The court order that begins with a virtual indictment of the sitting Prime Minister (“Behind every great fortune, there is a crime”, Mario Puzo, ‘The Godfather’) ends with an inaudible whimper. Well, just about!
The high point of the judgment is that no judge of the bench exonerated Nawaz Sharif which is a moment of great shame for the Sharifs, the country and the nation. The low point is that the judges have allowed an alleged criminal to continue as the Prime Minister of the country.
And this is where the court has erred more than in its findings. If it were interested in ensuring a genuine probe by the JIT, it needed to ask the Prime Minister to step aside till the completion of the investigation and the final verdict of the SC.
Let’s look at it from another perspective. Faced with the damaging findings of the SC, how would an honourable person respond? He’ll respond appropriately – by resigning pending the completion of the ordered enquiry into allegations of corruption and misconduct against him. Instead, there was a noisy bleating of hurrahs as the ruling party went into giving an inverted spin to the judgment.
This is not the first time we are witnessing a possible miscarriage of justice. We have seen such enactments before. We have seen the coinage of the doctrine of necessity that legitimised the military take-overs through decades. We have seen the mentors of the bench allowing a dictator carte blanche powers to amend the constitution as he may please. We have seen the Apex court sitting on cases for decades, the one moved by Asghar Khan being a prime example. We have seen the judges speaking preponderantly through words rather than their judgments.
But this was no ordinary case. The judgment here had the potential to propel the country into a different realm – a realm of great promise and hope that the institutions were actually delivering.

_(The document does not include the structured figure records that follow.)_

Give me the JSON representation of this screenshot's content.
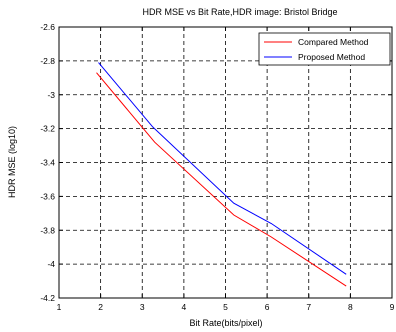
{
  "chart_data": {
    "type": "line",
    "title": "HDR MSE vs Bit Rate,HDR image: Bristol Bridge",
    "xlabel": "Bit Rate(bits/pixel)",
    "ylabel": "HDR MSE (log10)",
    "xlim": [
      1,
      9
    ],
    "ylim": [
      -4.2,
      -2.6
    ],
    "xticks": [
      1,
      2,
      3,
      4,
      5,
      6,
      7,
      8,
      9
    ],
    "yticks": [
      -2.6,
      -2.8,
      -3,
      -3.2,
      -3.4,
      -3.6,
      -3.8,
      -4,
      -4.2
    ],
    "xtick_labels": [
      "1",
      "2",
      "3",
      "4",
      "5",
      "6",
      "7",
      "8",
      "9"
    ],
    "ytick_labels": [
      "-2.6",
      "-2.8",
      "-3",
      "-3.2",
      "-3.4",
      "-3.6",
      "-3.8",
      "-4",
      "-4.2"
    ],
    "grid": "dashed",
    "legend_position": "top-right",
    "series": [
      {
        "name": "Compared Method",
        "color": "#ff0000",
        "points": [
          [
            1.9,
            -2.87
          ],
          [
            3.3,
            -3.28
          ],
          [
            5.2,
            -3.71
          ],
          [
            6.1,
            -3.84
          ],
          [
            7.9,
            -4.13
          ]
        ]
      },
      {
        "name": "Proposed Method",
        "color": "#0000ff",
        "points": [
          [
            1.95,
            -2.81
          ],
          [
            3.25,
            -3.19
          ],
          [
            5.2,
            -3.64
          ],
          [
            6.1,
            -3.76
          ],
          [
            7.9,
            -4.06
          ]
        ]
      }
    ]
  }
}
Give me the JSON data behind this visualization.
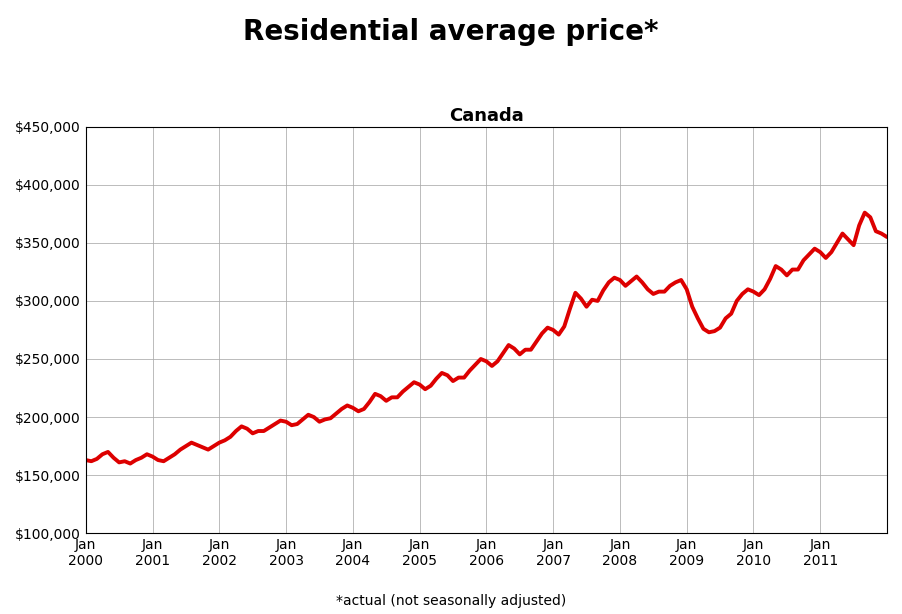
{
  "title": "Residential average price*",
  "subtitle": "Canada",
  "footnote": "*actual (not seasonally adjusted)",
  "line_color": "#dd0000",
  "line_width": 2.8,
  "background_color": "#ffffff",
  "grid_color": "#aaaaaa",
  "ylim": [
    100000,
    450000
  ],
  "yticks": [
    100000,
    150000,
    200000,
    250000,
    300000,
    350000,
    400000,
    450000
  ],
  "xtick_labels": [
    "Jan\n2000",
    "Jan\n2001",
    "Jan\n2002",
    "Jan\n2003",
    "Jan\n2004",
    "Jan\n2005",
    "Jan\n2006",
    "Jan\n2007",
    "Jan\n2008",
    "Jan\n2009",
    "Jan\n2010",
    "Jan\n2011"
  ],
  "xtick_positions": [
    0,
    12,
    24,
    36,
    48,
    60,
    72,
    84,
    96,
    108,
    120,
    132
  ],
  "title_fontsize": 20,
  "subtitle_fontsize": 13,
  "footnote_fontsize": 10,
  "tick_fontsize": 10,
  "prices": [
    163000,
    162000,
    164000,
    168000,
    170000,
    165000,
    161000,
    162000,
    160000,
    163000,
    165000,
    168000,
    166000,
    163000,
    162000,
    165000,
    168000,
    172000,
    175000,
    178000,
    176000,
    174000,
    172000,
    175000,
    178000,
    180000,
    183000,
    188000,
    192000,
    190000,
    186000,
    188000,
    188000,
    191000,
    194000,
    197000,
    196000,
    193000,
    194000,
    198000,
    202000,
    200000,
    196000,
    198000,
    199000,
    203000,
    207000,
    210000,
    208000,
    205000,
    207000,
    213000,
    220000,
    218000,
    214000,
    217000,
    217000,
    222000,
    226000,
    230000,
    228000,
    224000,
    227000,
    233000,
    238000,
    236000,
    231000,
    234000,
    234000,
    240000,
    245000,
    250000,
    248000,
    244000,
    248000,
    255000,
    262000,
    259000,
    254000,
    258000,
    258000,
    265000,
    272000,
    277000,
    275000,
    271000,
    278000,
    293000,
    307000,
    302000,
    295000,
    301000,
    300000,
    309000,
    316000,
    320000,
    318000,
    313000,
    317000,
    321000,
    316000,
    310000,
    306000,
    308000,
    308000,
    313000,
    316000,
    318000,
    310000,
    295000,
    285000,
    276000,
    273000,
    274000,
    277000,
    285000,
    289000,
    300000,
    306000,
    310000,
    308000,
    305000,
    310000,
    319000,
    330000,
    327000,
    322000,
    327000,
    327000,
    335000,
    340000,
    345000,
    342000,
    337000,
    342000,
    350000,
    358000,
    353000,
    348000,
    365000,
    376000,
    372000,
    360000,
    358000,
    355000
  ]
}
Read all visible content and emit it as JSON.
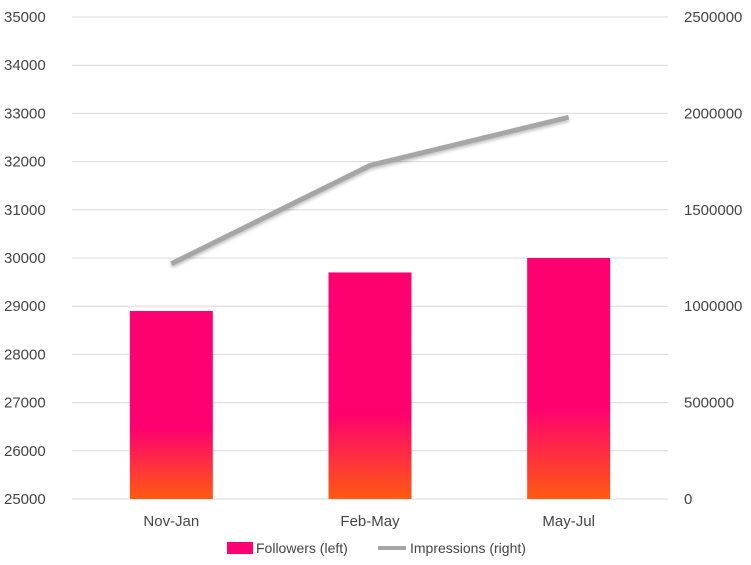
{
  "chart_data": {
    "type": "bar",
    "categories": [
      "Nov-Jan",
      "Feb-May",
      "May-Jul"
    ],
    "series": [
      {
        "name": "Followers (left)",
        "type": "bar",
        "axis": "left",
        "values": [
          28900,
          29700,
          30000
        ],
        "color": "#ff0070",
        "gradient_bottom_color": "#ff5a12"
      },
      {
        "name": "Impressions (right)",
        "type": "line",
        "axis": "right",
        "values": [
          1220000,
          1730000,
          1980000
        ],
        "color": "#a6a6a6"
      }
    ],
    "y_left": {
      "ylim": [
        25000,
        35000
      ],
      "ticks": [
        "25000",
        "26000",
        "27000",
        "28000",
        "29000",
        "30000",
        "31000",
        "32000",
        "33000",
        "34000",
        "35000"
      ]
    },
    "y_right": {
      "ylim": [
        0,
        2500000
      ],
      "ticks": [
        "0",
        "500000",
        "1000000",
        "1500000",
        "2000000",
        "2500000"
      ]
    },
    "grid": true,
    "grid_color": "#d9d9d9",
    "legend_position": "bottom",
    "title": "",
    "xlabel": "",
    "ylabel": ""
  }
}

That hope may not have been completely dashed, but it has been shelved – at least for another 60 to 75 days. And there is no definitive prospect that the mechanism that the Apex court has devised to get to the answers of its queries is actually the right one, or that the JIT so formed will be allowed to function in an independent and transparent manner in finding unambiguous answers to these questions.
Whenever the pigs, the leaders in George Orwell’s “Animal Farm”, smelled that there could be a possible rebellion, they would come up with the classic query: “Surely, none of you wishes to see Jones back?”– Jones being the owner of the Manor Farm before the pigs schemed the take-over. Do I smell a Jones in this judgment?
And, has the decision allowed a potentially criminal Prime Minister a short or a long lease of life in office? After all, if the pigs could learn to walk on their hind legs to act human, an alleged criminal, with all powers of the office vested in him, and suffering from no shame in using these in any manner that may suit his cause, could employ his battalions of bootleggers to favourably influence the JIT entrusted with the task of conducting the probe into allegations that may potentially end in his dismissal from office.
We are definitely in for some more pig-rule. One cannot say at this juncture whether it will be a short one, a protracted one, or a perennial one. And, how awfully piggish it will be?
But, relax. Enjoy the hind-leg march as it continues!